The neuromorphic chip 23 may process each received target signal to obtain a processing result of each target signal, and integrate the processing results of the target signals into a total feedback result. As shown in fig. 2, the neuromorphic chip 23 may process the target signal 1, the target signal 2, and the target signal 3, respectively, to obtain a processing result 1 of the target signal 1, a processing result 2 of the target signal 2, and a processing result 3 of the target signal 3, and integrate the processing results 1, 2, and 3 into a total feedback result.
In one possible implementation, the neuromorphic chip 23 may include an integrating module 231 and a plurality of executing modules 232. Each execution module 232 corresponds to a neural network algorithm, and each execution module 232 can process a target signal corresponding to one signal type and/or a target signal corresponding to one acquisition part. After receiving any one target signal, the integrating module 231 may be configured to determine, according to the signal type and/or the acquisition location corresponding to the target signal, an executing module 232 that processes the target signal from the multiple executing modules 232, and send the target signal to the determined executing module 232 for processing.
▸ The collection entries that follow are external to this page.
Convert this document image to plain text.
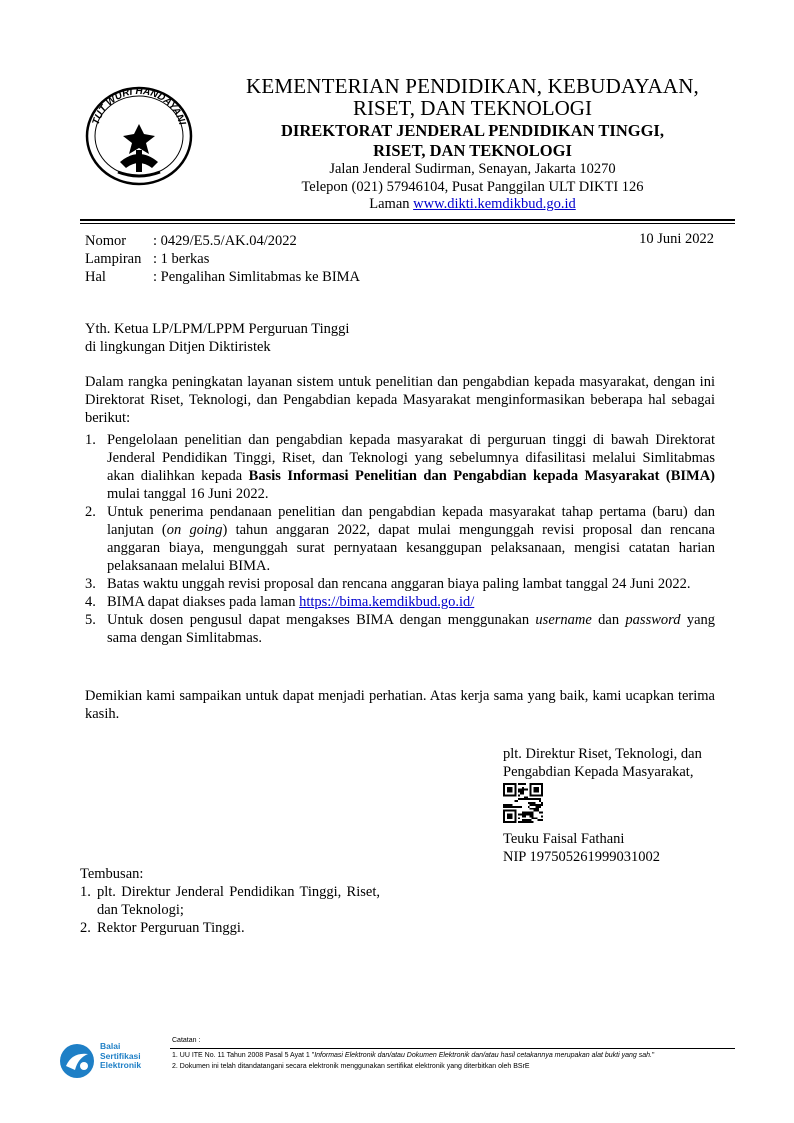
TUT WURI HANDAYANI
KEMENTERIAN PENDIDIKAN, KEBUDAYAAN,
RISET, DAN TEKNOLOGI
DIREKTORAT JENDERAL PENDIDIKAN TINGGI,
RISET, DAN TEKNOLOGI
Jalan Jenderal Sudirman, Senayan, Jakarta 10270
Telepon (021) 57946104, Pusat Panggilan ULT DIKTI 126
Laman www.dikti.kemdikbud.go.id
Nomor : 0429/E5.5/AK.04/2022
Lampiran : 1 berkas
Hal	: Pengalihan Simlitabmas ke BIMA
10 Juni 2022
Yth. Ketua LP/LPM/LPPM Perguruan Tinggi
di lingkungan Ditjen Diktiristek
Dalam rangka peningkatan layanan sistem untuk penelitian dan pengabdian kepada masyarakat, dengan ini Direktorat Riset, Teknologi, dan Pengabdian kepada Masyarakat menginformasikan beberapa hal sebagai berikut:
1. Pengelolaan penelitian dan pengabdian kepada masyarakat di perguruan tinggi di bawah Direktorat Jenderal Pendidikan Tinggi, Riset, dan Teknologi yang sebelumnya difasilitasi melalui Simlitabmas akan dialihkan kepada Basis Informasi Penelitian dan Pengabdian kepada Masyarakat (BIMA) mulai tanggal 16 Juni 2022.
2. Untuk penerima pendanaan penelitian dan pengabdian kepada masyarakat tahap pertama (baru) dan lanjutan (on going) tahun anggaran 2022, dapat mulai mengunggah revisi proposal dan rencana anggaran biaya, mengunggah surat pernyataan kesanggupan pelaksanaan, mengisi catatan harian pelaksanaan melalui BIMA.
3. Batas waktu unggah revisi proposal dan rencana anggaran biaya paling lambat tanggal 24 Juni 2022.
4. BIMA dapat diakses pada laman https://bima.kemdikbud.go.id/
5. Untuk dosen pengusul dapat mengakses BIMA dengan menggunakan username dan password yang sama dengan Simlitabmas.
Demikian kami sampaikan untuk dapat menjadi perhatian. Atas kerja sama yang baik, kami ucapkan terima kasih.
plt. Direktur Riset, Teknologi, dan
Pengabdian Kepada Masyarakat,
Teuku Faisal Fathani
NIP 197505261999031002
Tembusan:
1. plt. Direktur Jenderal Pendidikan Tinggi, Riset, dan Teknologi;
2. Rektor Perguruan Tinggi.
Balai
Sertifikasi
Elektronik
Catatan :
1. UU ITE No. 11 Tahun 2008 Pasal 5 Ayat 1 "Informasi Elektronik dan/atau Dokumen Elektronik dan/atau hasil cetakannya merupakan alat bukti yang sah."
2. Dokumen ini telah ditandatangani secara elektronik menggunakan sertifikat elektronik yang diterbitkan oleh BSrE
In the disclosed embodiment, different neural network algorithms are deployed in the form of data streams on the neuromorphic chip, each neural network algorithm being executed by one execution module 232. In the software view, each data stream running on the neuromorphic chip 23 is essentially a neural network algorithm, and after being processed by a compiler integrated with a neural network mapping algorithm, an execution program that can be deployed on the neuromorphic chip, i.e., the execution module 232, can be generated.
In the embodiment of the disclosure, the neural network algorithm corresponding to each execution module is configurable, and the processor and the computing core occupied by each execution module are also configurable. In this way, the computing system provided by the embodiment of the present disclosure may implement processing of electrophysiological signals of different signal types and different acquisition locations by configuring execution modules corresponding to different signal types and different acquisition locations, thereby implementing these multi-modal brain-computer interface algorithms with high efficiency and low delay.
In a possible implementation manner, the inside of the integrating module 231 and the inside of any one of the executing modules 232 communicate through a Network on Chip (NoC), and the integrating module 231 and any one of the executing modules 232 may communicate through a handshake protocol. The network on chip and the handshake protocol may refer to related technologies, which are not described herein again.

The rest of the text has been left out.